By way of contrast, 1973’s Diana & Marvin – actually recoded before Let’s Get It On – was a throwback to his 1960s duets with Mary Wells, Kim Weston and Tammi Terrell. Despite having vowed never to take another singing partner after Terrell’s death, he was flattered and cajoled into the collaboration with Diana Ross, but its recording was a joyless experience. Gaye believed that he sang better when he relaxed by smoking a joint in the studio, and the sessions hit the wall when his duetting partner threw a tantrum in protest. According to Motown’s chief engineer Russ Terrana, when Berry Gordy intervened and told Gaye that Ross couldn’t be in the studio with him if he was smoking because she was pregnant, he responded by saying, “Then I can’t sing.”
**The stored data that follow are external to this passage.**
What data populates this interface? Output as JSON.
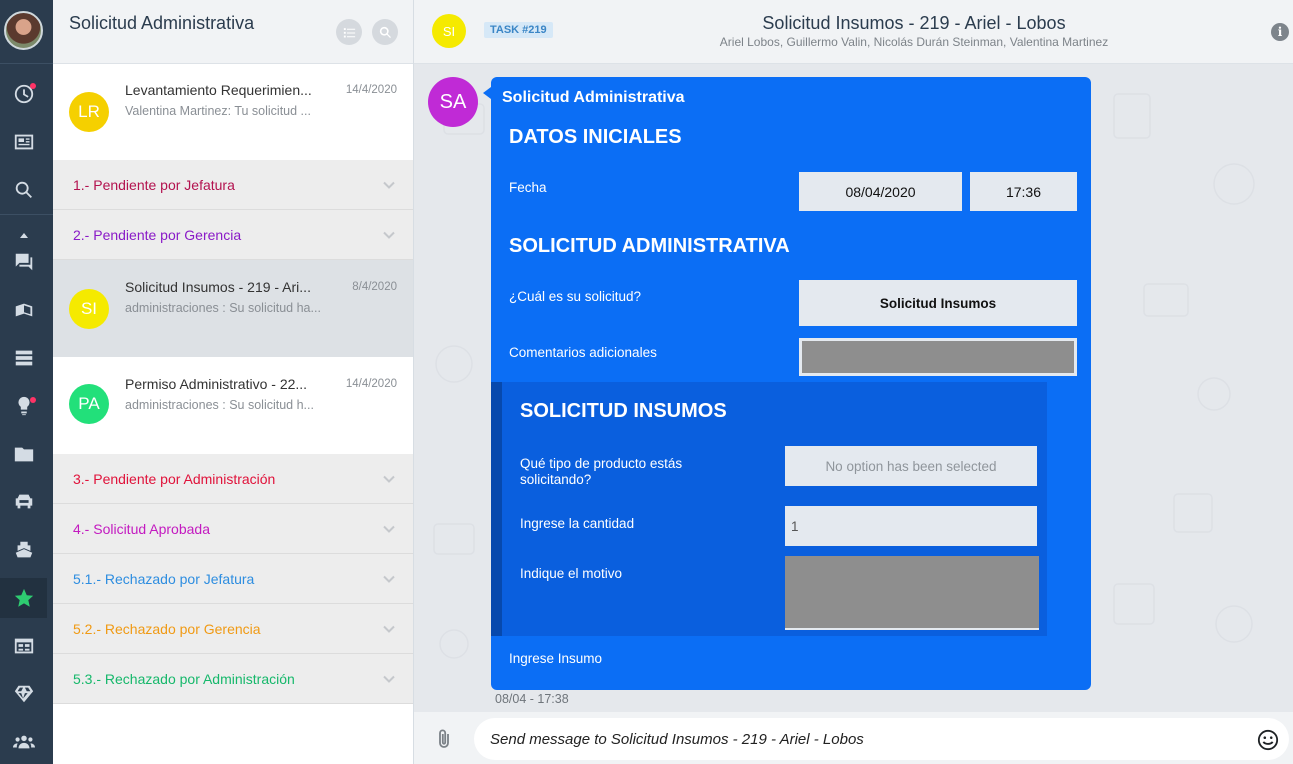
{
  "sidebar": {
    "title": "Solicitud Administrativa",
    "chats": [
      {
        "initials": "LR",
        "color": "#f5d000",
        "name": "Levantamiento Requerimien...",
        "snippet": "Valentina Martinez: Tu solicitud ...",
        "date": "14/4/2020"
      },
      {
        "initials": "SI",
        "color": "#f5ea00",
        "name": "Solicitud Insumos - 219 - Ari...",
        "snippet": "administraciones : Su solicitud ha...",
        "date": "8/4/2020"
      },
      {
        "initials": "PA",
        "color": "#22e07a",
        "name": "Permiso Administrativo - 22...",
        "snippet": "administraciones : Su solicitud h...",
        "date": "14/4/2020"
      }
    ],
    "groups": [
      {
        "label": "1.- Pendiente por Jefatura",
        "color": "#b3124f"
      },
      {
        "label": "2.- Pendiente por Gerencia",
        "color": "#8a1ac7"
      },
      {
        "label": "3.- Pendiente por Administración",
        "color": "#e0123a"
      },
      {
        "label": "4.- Solicitud Aprobada",
        "color": "#c31ac0"
      },
      {
        "label": "5.1.- Rechazado por Jefatura",
        "color": "#2d8de0"
      },
      {
        "label": "5.2.- Rechazado por Gerencia",
        "color": "#f09a14"
      },
      {
        "label": "5.3.- Rechazado por Administración",
        "color": "#16b86b"
      }
    ]
  },
  "topbar": {
    "initials": "SI",
    "task_badge": "TASK #219",
    "title": "Solicitud Insumos - 219 - Ariel - Lobos",
    "participants": "Ariel Lobos, Guillermo Valin, Nicolás Durán Steinman, Valentina Martinez",
    "info_icon": "i"
  },
  "message": {
    "sender_initials": "SA",
    "sender": "Solicitud Administrativa",
    "section1": "DATOS INICIALES",
    "fecha_label": "Fecha",
    "fecha_value": "08/04/2020",
    "hora_value": "17:36",
    "section2": "SOLICITUD ADMINISTRATIVA",
    "solicitud_label": "¿Cuál es su solicitud?",
    "solicitud_value": "Solicitud Insumos",
    "comentarios_label": "Comentarios adicionales",
    "section3": "SOLICITUD INSUMOS",
    "tipo_label": "Qué tipo de producto estás solicitando?",
    "tipo_placeholder": "No option has been selected",
    "cantidad_label": "Ingrese la cantidad",
    "cantidad_value": "1",
    "motivo_label": "Indique el motivo",
    "insumo_label": "Ingrese Insumo",
    "timestamp": "08/04 - 17:38"
  },
  "composer": {
    "placeholder": "Send message to Solicitud Insumos - 219 - Ariel - Lobos"
  },
  "colors": {
    "rail": "#2b3c4e",
    "bubble": "#0b6ef5",
    "active_icon": "#2ecc71"
  }
}
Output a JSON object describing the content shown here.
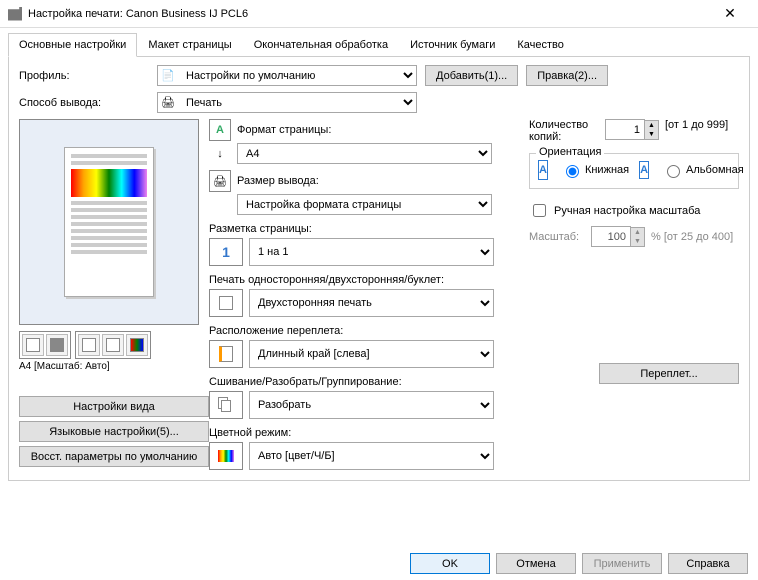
{
  "window": {
    "title": "Настройка печати: Canon Business IJ PCL6"
  },
  "tabs": [
    "Основные настройки",
    "Макет страницы",
    "Окончательная обработка",
    "Источник бумаги",
    "Качество"
  ],
  "profile": {
    "label": "Профиль:",
    "value": "Настройки по умолчанию",
    "add": "Добавить(1)...",
    "edit": "Правка(2)..."
  },
  "output": {
    "label": "Способ вывода:",
    "value": "Печать"
  },
  "preview_caption": "A4 [Масштаб: Авто]",
  "sidebuttons": {
    "view": "Настройки вида",
    "lang": "Языковые настройки(5)...",
    "restore": "Восст. параметры по умолчанию"
  },
  "page_size": {
    "label": "Формат страницы:",
    "value": "A4"
  },
  "out_size": {
    "label": "Размер вывода:",
    "value": "Настройка формата страницы"
  },
  "layout": {
    "label": "Разметка страницы:",
    "value": "1 на 1"
  },
  "duplex": {
    "label": "Печать односторонняя/двухсторонняя/буклет:",
    "value": "Двухсторонняя печать"
  },
  "bind": {
    "label": "Расположение переплета:",
    "value": "Длинный край [слева]",
    "btn": "Переплет..."
  },
  "finish": {
    "label": "Сшивание/Разобрать/Группирование:",
    "value": "Разобрать"
  },
  "color": {
    "label": "Цветной режим:",
    "value": "Авто [цвет/Ч/Б]"
  },
  "copies": {
    "label": "Количество копий:",
    "value": "1",
    "range": "[от 1 до 999]"
  },
  "orient": {
    "legend": "Ориентация",
    "portrait": "Книжная",
    "landscape": "Альбомная"
  },
  "scale": {
    "manual": "Ручная настройка масштаба",
    "label": "Масштаб:",
    "value": "100",
    "range": "% [от 25 до 400]"
  },
  "footer": {
    "ok": "OK",
    "cancel": "Отмена",
    "apply": "Применить",
    "help": "Справка"
  }
}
The only solution was for them to record separately. “There was not a single moment when they actually sang together”, according to Terrana, who was tasked with splicing their voices together. Gaye’s best moment on the record come in a storming version of Wilson Pickett’s “Don’t Knock My Love”, which Ross apparently hated. But the inclusion of covers of two Stylistics hits illustrated how Motown, having abandoned Detroit for Los Angeles, was no longer leading but was now following. At least Gaye was honest enough subsequently to admit that his behaviour towards Ross had been less than gallant. “We were like two spoiled kids going after the same cookie,” he confessed.
On 1976’s I Want You he reprised the eroticism of Let’s Get it On and a case can be made that its quiet storm of mellow dynamics, orgasmic melodies and rhythmic complexity elevates bedroom funk to an even greater climax. Although the songs were mostly written by producer Leon Ware, Gaye took ownership and turned them into a gorgeous, simmering symphony of hormonal desire for the new nubile teenage love in his life. It was the yin to the yang of 1978’s Here, My Dear which picked at the scabs of his failed marriage to Anna Gordy on a set imbued with a cathartic intensity and a musical sophistication that was criminally under-appreciated at the time.
By the time of 1981’s In Our Lifetime, Gaye’s life had descended into chaos. He’d lost much of his audience, was heavily mired in addiction, deep in debt to the IRS and his second marriage had hit the rocks. After attempting suicide by ingesting an entire ounce of cocaine (“I just wanted to be left alone and blow my brains on high-octane toot. It would be a slow but relatively pleasant death, certainly less messy than a gun”), he junked an album titled Love Man – a tired attempt to repeat the formula of Let’s Get It On/I Want You for which Motown had already printed 450,000 copies of the sleeve – and fled to London, where he refashioned the material while getting out of his gourd on freebase.
His ambition was twofold: to reconnect with the mainstream and to record something more substantial than another bump-and-grind set, which joined “songs from wisdom and songs from Satan” with “songs from lust”, as he put it on “Life Is for Learning”, one of the album’s better tracks. Sadly his problems were too crushing for him to succeed. Gaye’s biographer David Ritz described the album as the sound of “a man at personal war with himself” and as such it has an undeniable pathological fascination. But as a portrait of an artist in mental turmoil and desperately trying to keep up with the likes of Michael Jackson, there’s no denying that it was a sad end to a 20-year Motown career which had taken him to the rarest heights.